Zezé Di Camargo e Helena
Zezé Di Camargo e Helena Foto: Reprodução de Instagram
Um filho de Helena
Live Zezé Di Camargo e Luciano - Dom, às 19h, no canal do YouTube da dupla
“‘No dia em que saí de casa’ é um hino em homenagem à minha mãe e a todas as outras.

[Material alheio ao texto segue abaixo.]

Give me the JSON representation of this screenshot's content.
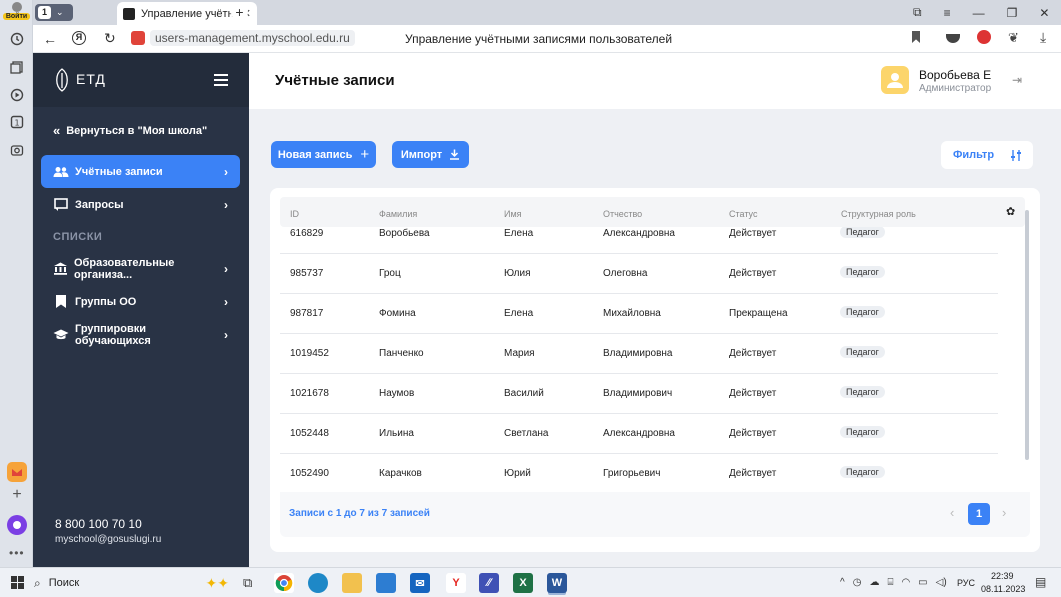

Mulher guerreira, amorosa, de fé inabalável. Se eu tive uma professora de música, foi ela. Lembro dela lavando roupa numa bica d’água, cantando, e eu com uma gaitinha tentando acompanhar. Seu maior sonho era uma casa própria, e eu e Luciano pudemos presenteá-la com uma que tinha piscina e tudo. Estamos longe há dois meses, por causa dessa pandemia, mas continuamos perto do coração. Ela vai se emocionar com a nossa live, tenho certeza. Quero surpreender, cantando não só os clássicos de Zezé e Luciano, mas também coisas inusitadas. Vai rolar Roberto Carlos e, se bobear, sai até algo do Bob Dylan”.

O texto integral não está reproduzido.